Missouri’s high court also apparently sees the will of voters and their democratically elected lawmakers as an inconvenience to be brushed aside with a specious constitutional claim that the legislative branch cannot limit civil jury awards. Of course, this liability-expanding logic ignores the obvious fact that federal and state lawmakers routinely legislate evidentiary standards for civil proceedings, as well as penalties and sentences for criminal convictions. Lawmakers deny no one’s constitutional right to a jury trial simply by limiting or requiring certain penalties available to juries.
That Missouri’s high court judges find civil penalties to be somehow qualitatively different than criminal penalties may be explained by the fact that the state’s personal injury bar plays a significant and arguably disproportionate role in their initial appointments to the bench.
In any case, this is just the latest in a series of rogue decisions by the Missouri Supremes that has increasingly made the state a choice filing venue for self-interested shysters from across the country.
Earlier this year, in Coomer v.
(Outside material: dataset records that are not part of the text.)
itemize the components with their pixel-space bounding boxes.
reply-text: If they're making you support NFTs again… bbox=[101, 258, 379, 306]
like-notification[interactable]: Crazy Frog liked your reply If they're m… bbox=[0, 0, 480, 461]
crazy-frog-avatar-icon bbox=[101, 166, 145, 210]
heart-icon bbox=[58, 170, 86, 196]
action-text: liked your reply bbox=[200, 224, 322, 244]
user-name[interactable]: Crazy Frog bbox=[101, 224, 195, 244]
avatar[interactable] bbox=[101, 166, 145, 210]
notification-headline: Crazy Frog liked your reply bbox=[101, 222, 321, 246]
Kansas City Royals, the court struck down the so-called “baseball rule” that for decades has disallowed lawsuits by those who are injured after they willingly chose to participate in or attend as a spectator a sporting event or activity with inherent risks for injury.
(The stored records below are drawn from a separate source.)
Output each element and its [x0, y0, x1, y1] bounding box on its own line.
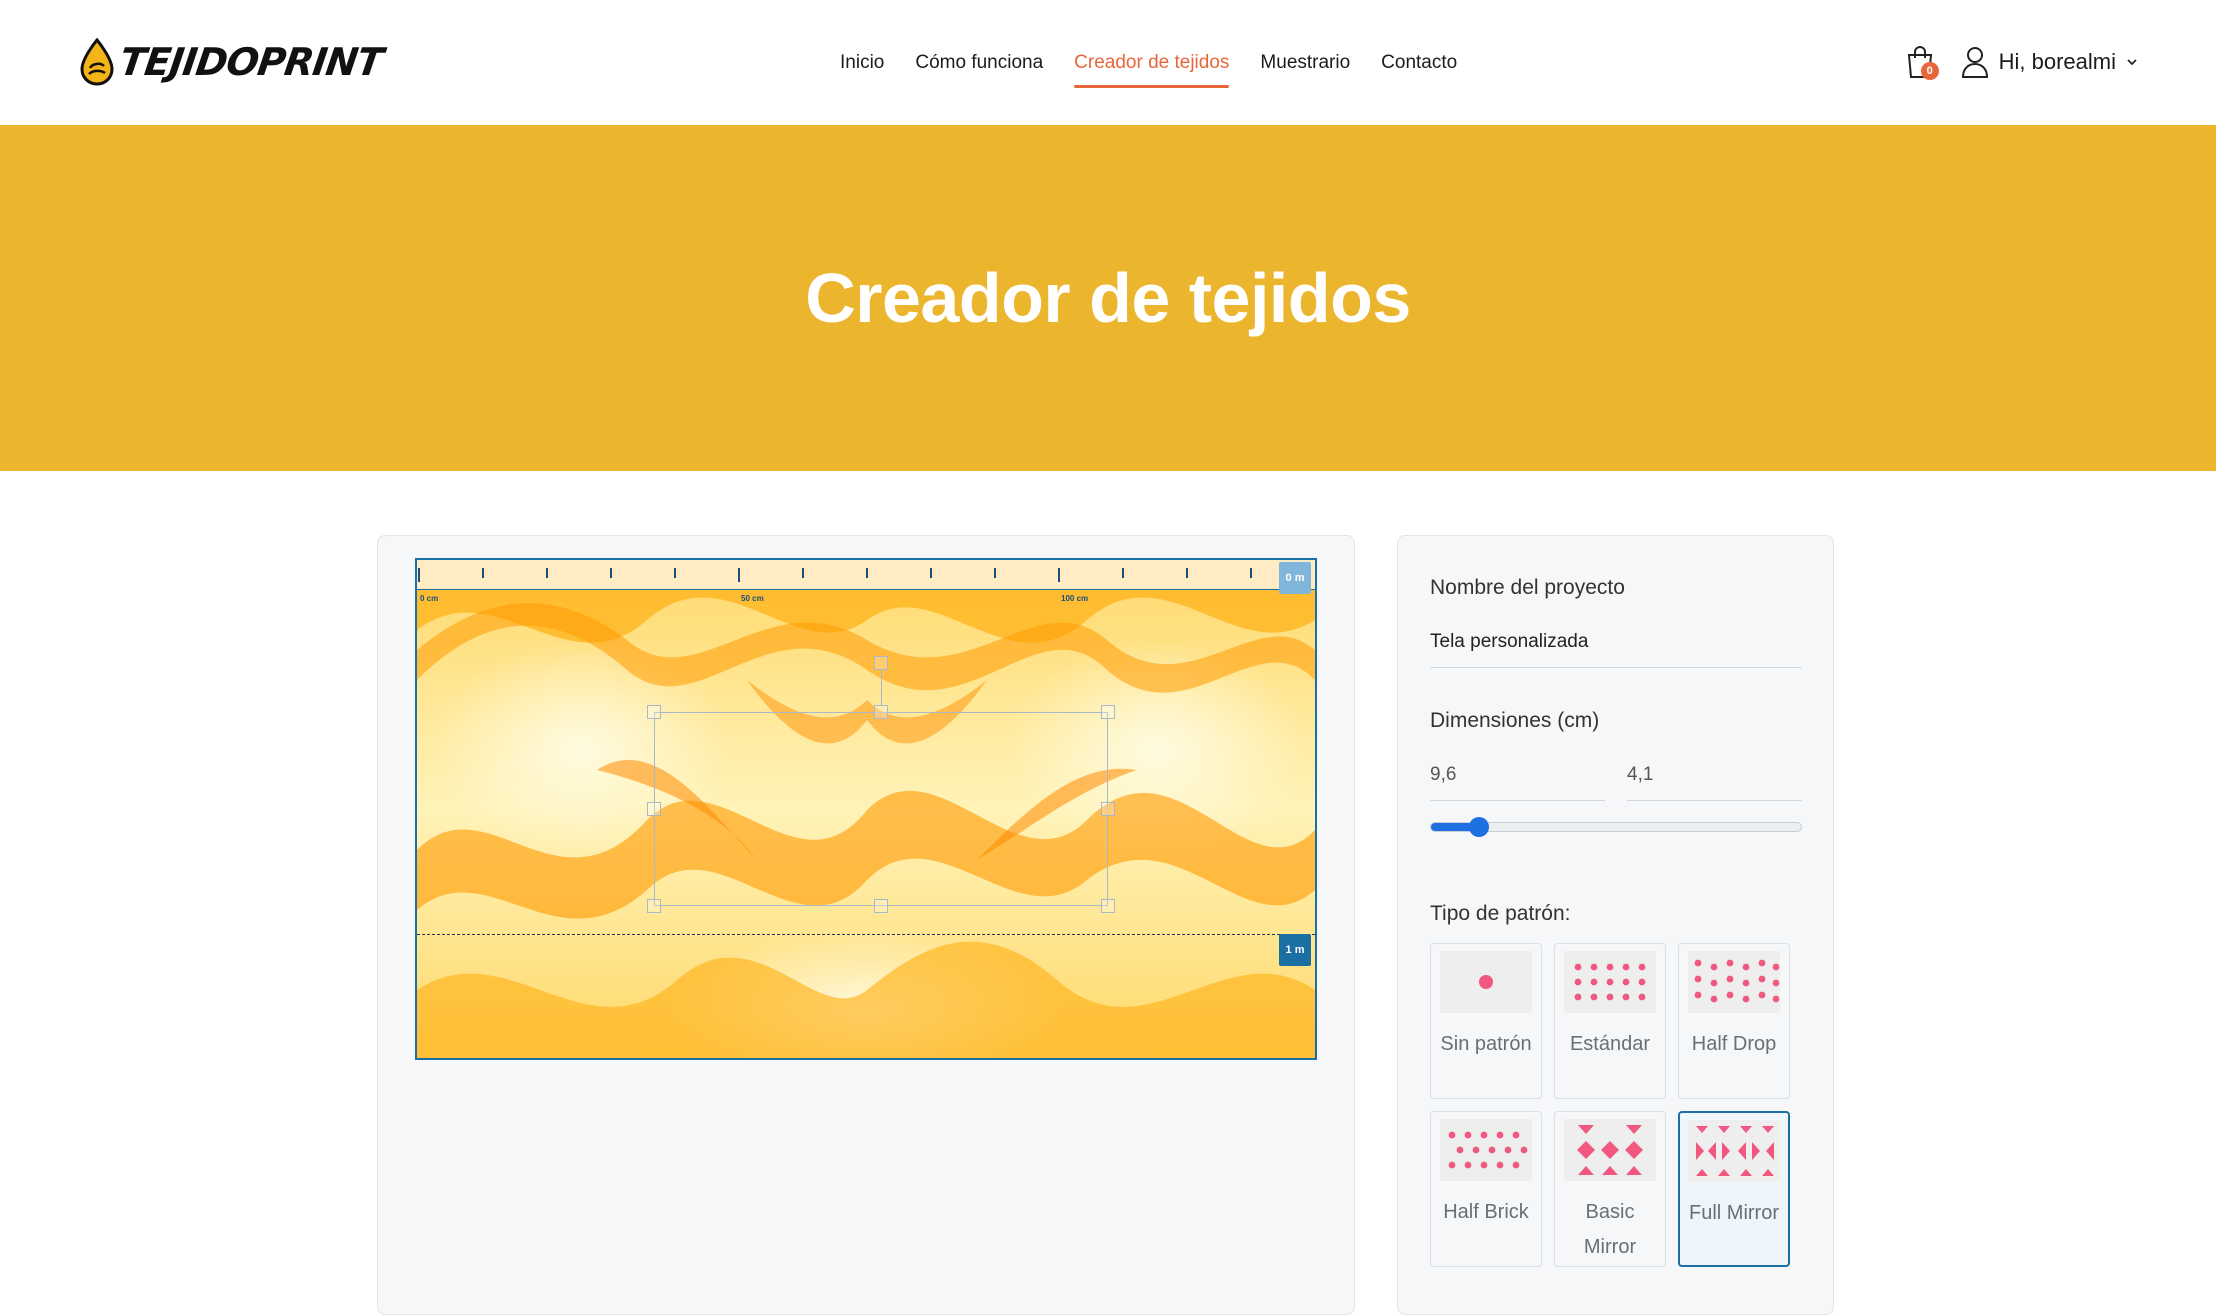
ruler-label-100: 100 cm	[1061, 594, 1089, 603]
site-header: TEJIDOPRINT Inicio Cómo funciona Creador…	[0, 0, 2216, 125]
half-drop-dots-icon	[1694, 959, 1780, 1003]
project-name-label: Nombre del proyecto	[1430, 576, 1625, 599]
resize-handle-bottom-right[interactable]	[1101, 899, 1115, 913]
ink-drop-icon	[80, 38, 114, 86]
resize-handle-top[interactable]	[874, 705, 888, 719]
cart-button[interactable]: 0	[1905, 44, 1939, 80]
nav-item-contacto[interactable]: Contacto	[1381, 44, 1457, 82]
pattern-thumb-full-mirror	[1688, 1120, 1780, 1182]
pattern-thumb-half-drop	[1688, 951, 1780, 1013]
pattern-thumb-half-brick	[1440, 1119, 1532, 1181]
resize-handle-bottom-left[interactable]	[647, 899, 661, 913]
dot-grid-icon	[1574, 963, 1646, 1001]
nav-item-inicio[interactable]: Inicio	[840, 44, 884, 82]
resize-handle-left[interactable]	[647, 802, 661, 816]
basic-mirror-shapes-icon	[1577, 1125, 1643, 1175]
pattern-option-basic-mirror[interactable]: Basic Mirror	[1554, 1111, 1666, 1267]
pattern-thumb-standard	[1564, 951, 1656, 1013]
meter-marker-bottom: 1 m	[1279, 934, 1311, 966]
half-brick-dots-icon	[1448, 1131, 1528, 1169]
pattern-option-half-drop[interactable]: Half Drop	[1678, 943, 1790, 1099]
user-menu[interactable]: Hi, borealmi	[1961, 46, 2138, 78]
height-input[interactable]: 4,1	[1627, 764, 1802, 801]
page-title: Creador de tejidos	[805, 259, 1411, 337]
ruler-ticks	[418, 568, 1252, 582]
rotate-handle[interactable]	[874, 656, 888, 670]
pattern-thumb-basic-mirror	[1564, 1119, 1656, 1181]
pattern-type-label: Tipo de patrón:	[1430, 902, 1571, 925]
pattern-thumb-none	[1440, 951, 1532, 1013]
hero-banner: Creador de tejidos	[0, 125, 2216, 471]
pattern-name: Half Brick	[1443, 1201, 1529, 1223]
nav-item-creador-de-tejidos[interactable]: Creador de tejidos	[1074, 44, 1230, 88]
pattern-option-estandar[interactable]: Estándar	[1554, 943, 1666, 1099]
user-greeting: Hi, borealmi	[1998, 49, 2116, 74]
pattern-option-half-brick[interactable]: Half Brick	[1430, 1111, 1542, 1267]
rotate-handle-stem	[881, 669, 882, 705]
brand-logo[interactable]: TEJIDOPRINT	[78, 36, 386, 88]
pattern-option-sin-patron[interactable]: Sin patrón	[1430, 943, 1542, 1099]
pattern-options: Sin patrón Estándar Half Drop Half Brick…	[1430, 943, 1790, 1267]
pattern-name: Sin patrón	[1440, 1033, 1532, 1055]
cart-count-badge: 0	[1920, 62, 1939, 80]
selection-box[interactable]	[647, 656, 1115, 913]
pattern-option-full-mirror[interactable]: Full Mirror	[1678, 1111, 1790, 1267]
width-input[interactable]: 9,6	[1430, 764, 1605, 801]
chevron-down-icon	[2127, 59, 2137, 66]
meter-marker-top: 0 m	[1279, 562, 1311, 594]
resize-handle-bottom[interactable]	[874, 899, 888, 913]
nav-item-muestrario[interactable]: Muestrario	[1260, 44, 1350, 82]
fabric-canvas[interactable]: 0 cm 50 cm 100 cm 0 m 1 m	[415, 558, 1317, 1060]
header-actions: 0 Hi, borealmi	[1905, 40, 2138, 84]
size-slider-thumb[interactable]	[1469, 817, 1490, 837]
pattern-name: Basic Mirror	[1583, 1201, 1637, 1258]
nav-item-como-funciona[interactable]: Cómo funciona	[915, 44, 1043, 82]
dimensions-label: Dimensiones (cm)	[1430, 709, 1600, 732]
resize-handle-right[interactable]	[1101, 802, 1115, 816]
horizontal-ruler	[417, 560, 1315, 590]
project-name-input[interactable]: Tela personalizada	[1430, 631, 1802, 668]
resize-handle-top-right[interactable]	[1101, 705, 1115, 719]
settings-panel: Nombre del proyecto Tela personalizada D…	[1397, 535, 1834, 1315]
ruler-label-0: 0 cm	[420, 594, 439, 603]
editor-panel: 0 cm 50 cm 100 cm 0 m 1 m	[377, 535, 1355, 1315]
user-icon	[1961, 47, 1988, 78]
meter-divider-line	[417, 934, 1315, 935]
size-slider[interactable]	[1430, 817, 1802, 837]
pattern-name: Half Drop	[1691, 1033, 1777, 1055]
pattern-name: Estándar	[1569, 1033, 1651, 1055]
main-nav: Inicio Cómo funciona Creador de tejidos …	[840, 0, 1457, 125]
pattern-name: Full Mirror	[1689, 1202, 1779, 1224]
resize-handle-top-left[interactable]	[647, 705, 661, 719]
ruler-label-50: 50 cm	[741, 594, 764, 603]
brand-name: TEJIDOPRINT	[116, 40, 386, 84]
single-dot-icon	[1479, 975, 1493, 989]
full-mirror-shapes-icon	[1696, 1126, 1774, 1176]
In 2012, a 4-3 high court majority struck down a statutory limit on inherently subjective pain-and-suffering awards in medical liability lawsuits, leaving Judge Mary R. Russell, writing for the three dissenters, to say the majority had “overrul[ed] more than 20 years of precedent” and embarked on “a wholesale departure from the unequivocal law of this state . . . .”
In 2008’s Wyeth v. Grady, the court upheld the denial of a defendant’s perfectly sound motions for forum non conveniens, forcing the out-of-state defendant to face claims by out-of-state plaintiffs that had no connection to Missouri whatsoever. And in 2007, the court’s poorly reasoned decision in Meyer v. Fluor opened the state’s civil courts to so-called “medical monitoring” claims, in which plaintiffs can win monetary damages for potential future injuries that may never actually manifest themselves.